What type of massage do I need?

Usually, when you see a massage therapist, you have a sore something, a niggle here, an ache there, or an ongoing ailment you need help with. Massage therapy has many branches, each designed to help with specific complaints or deal with things on a broader level. Your massage therapist should be able to discuss with you the different types of treatment options and which one would be most beneficial to you.

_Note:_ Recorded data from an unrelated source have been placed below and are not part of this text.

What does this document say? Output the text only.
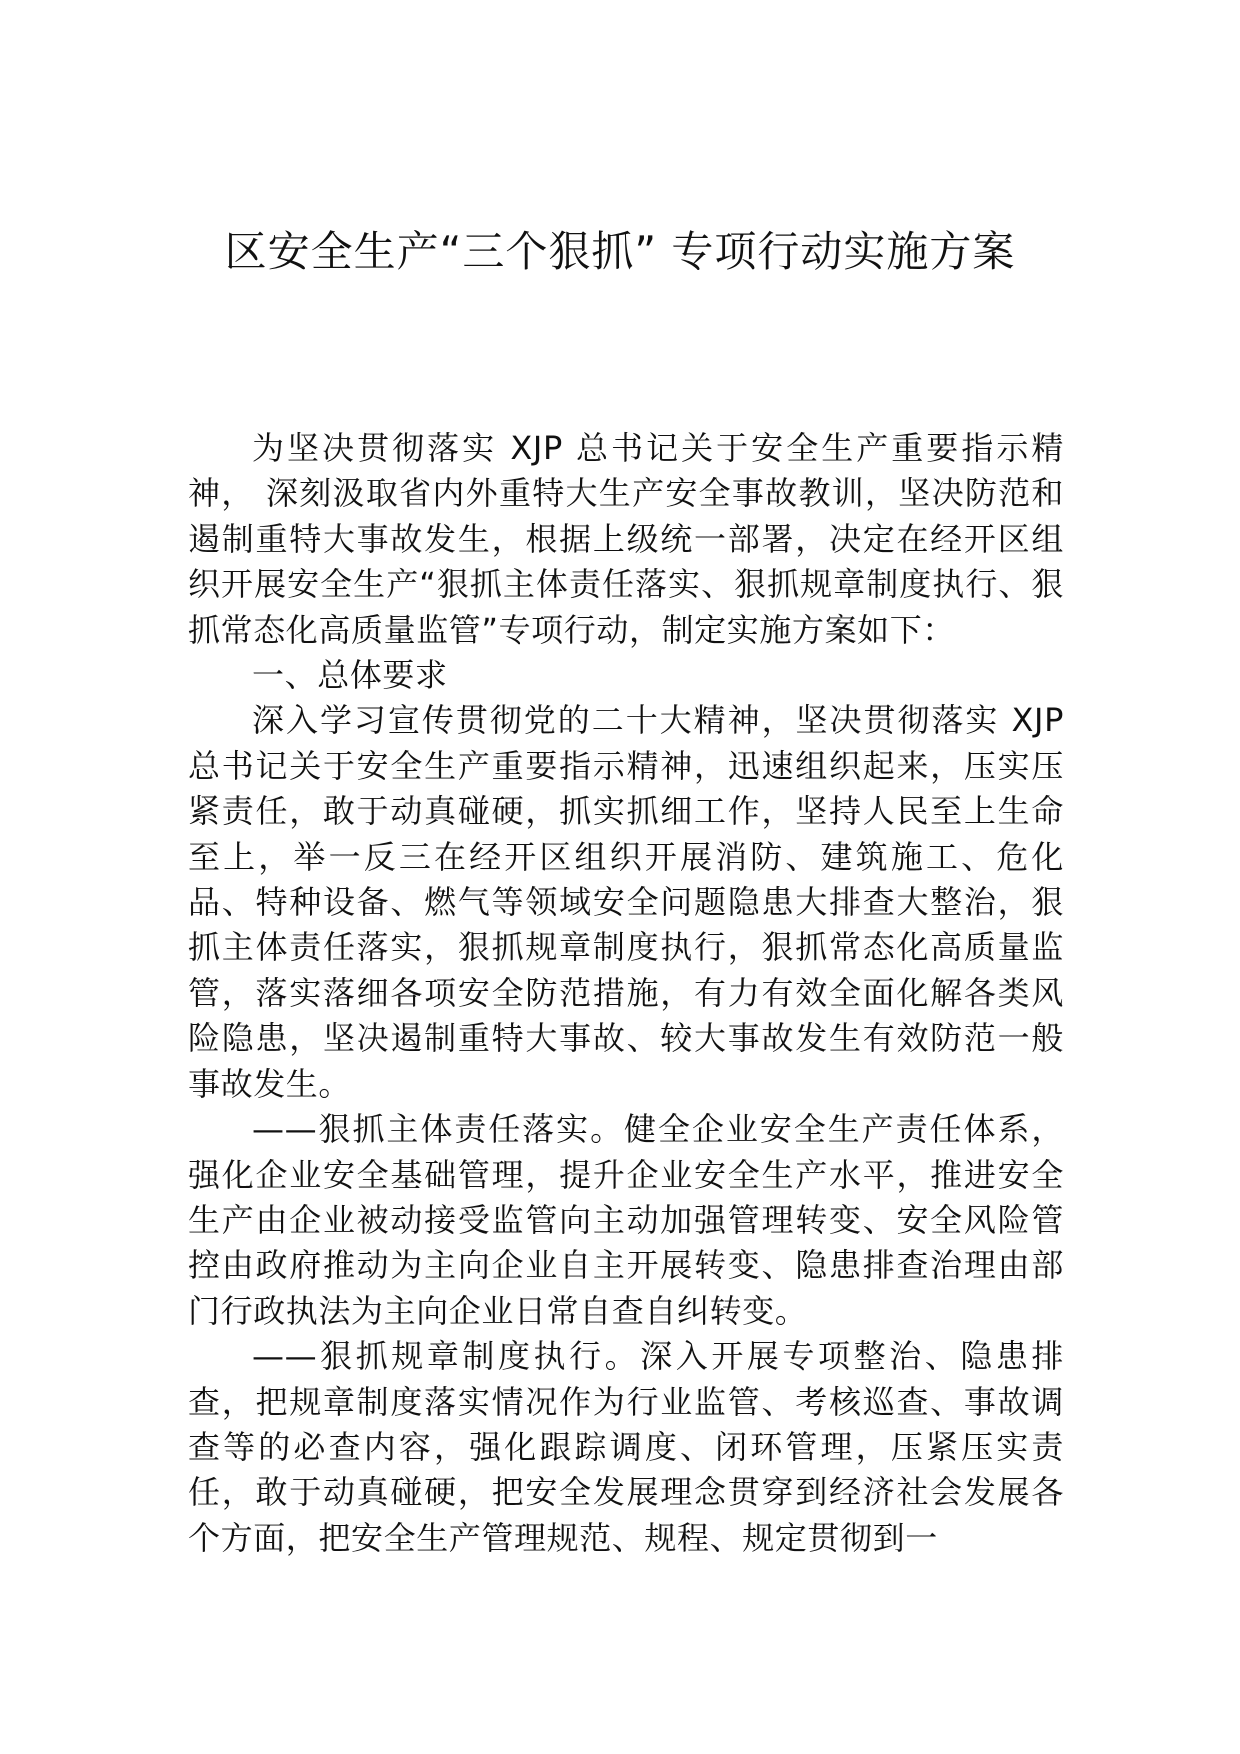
区安全生产“三个狠抓” 专项行动实施方案

为坚决贯彻落实 XJP 总书记关于安全生产重要指示精神， 深刻汲取省内外重特大生产安全事故教训，坚决防范和遏制重特大事故发生，根据上级统一部署，决定在经开区组织开展安全生产“狠抓主体责任落实、狠抓规章制度执行、狠抓常态化高质量监管”专项行动，制定实施方案如下：

一、总体要求

深入学习宣传贯彻党的二十大精神，坚决贯彻落实 XJP 总书记关于安全生产重要指示精神，迅速组织起来，压实压紧责任，敢于动真碰硬，抓实抓细工作，坚持人民至上生命至上，举一反三在经开区组织开展消防、建筑施工、危化品、特种设备、燃气等领域安全问题隐患大排查大整治，狠抓主体责任落实，狠抓规章制度执行，狠抓常态化高质量监管，落实落细各项安全防范措施，有力有效全面化解各类风险隐患，坚决遏制重特大事故、较大事故发生有效防范一般事故发生。

——狠抓主体责任落实。健全企业安全生产责任体系，强化企业安全基础管理，提升企业安全生产水平，推进安全生产由企业被动接受监管向主动加强管理转变、安全风险管控由政府推动为主向企业自主开展转变、隐患排查治理由部门行政执法为主向企业日常自查自纠转变。

——狠抓规章制度执行。深入开展专项整治、隐患排查，把规章制度落实情况作为行业监管、考核巡查、事故调查等的必查内容，强化跟踪调度、闭环管理，压紧压实责任，敢于动真碰硬，把安全发展理念贯穿到经济社会发展各个方面，把安全生产管理规范、规程、规定贯彻到一
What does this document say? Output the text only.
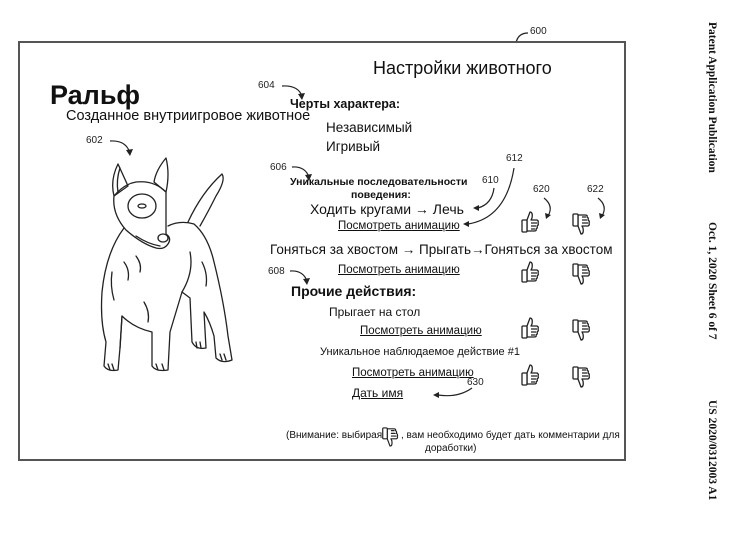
Patent Application Publication
Oct. 1, 2020 Sheet 6 of 7
US 2020/0312003 A1
600
Настройки животного
Ральф
Созданное внутриигровое животное
602
604
Черты характера:
Независимый
Игривый
606
Уникальные последовательности
поведения:
610
612
Ходить кругами → Лечь
Посмотреть анимацию
Гоняться за хвостом → Прыгать→Гоняться за хвостом
Посмотреть анимацию
620	622
608
Прочие действия:
Прыгает на стол
Посмотреть анимацию
Уникальное наблюдаемое действие #1
Посмотреть анимацию
Дать имя
630
(Внимание: выбирая , вам необходимо будет дать комментарии для
доработки)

What level of pressure will you use?

Interestingly, I ask my clients what they like, as different people have different levels of tolerance and preferences when it comes to massage therapy. Some like their therapist to really dig deep, whereas others might prefer the lighter touch. Ask your therapist about the different pressure levels they may use, and don't be afraid to speak up if the pressure doesn't feel right! Honestly, we are never offended and much prefer it when you tell us what you like.

What if something out of the ordinary happens?

If you're worried about something happening during your massage, such as falling asleep, getting ticklish, or not shaving your legs, chat to your therapist before your massage to ease your mind. Women come in and apologise for not shaving their legs. I don't care at all. It happens almost every day. Most men don't shave their legs, and I'm just as happy to work on them! Lots of things considered 'out of the ordinary' actually happen more often than you think, so it can be a relief to address the elephant in the room to keep you both in the loop and aware of it.

Can I have a silent massage?

Quite often, people are afraid to insult or upset their massage therapist by politely letting them know they prefer not to have a chat during their treatment. Your comfort level should be at the top of your and your therapist's priority list, so if you're going in hoping to get the silent treatment and instead get to make small talk the entire time, let your therapist know. You won't insult them! And if you do, it's probably time to find a new therapist.

How am I going to feel in the morning?

It's important to know what to expect after a massage, so you're not caught by surprise when you wake up a bit tender or with some other unexpected effect. This is normal because the muscles worked with during a deep tissue massage may not have been touched or manipulated often, if ever. Soreness may feel in the days after like a good workout. It may feel mild or moderate and should fade over the days following treatment. Before you hop off the table and get on your way, ask your therapist how you might feel in a few hours or days so you can be prepared instead of surprised. Your massage therapist should also give you some advice to reduce any short-term side effects.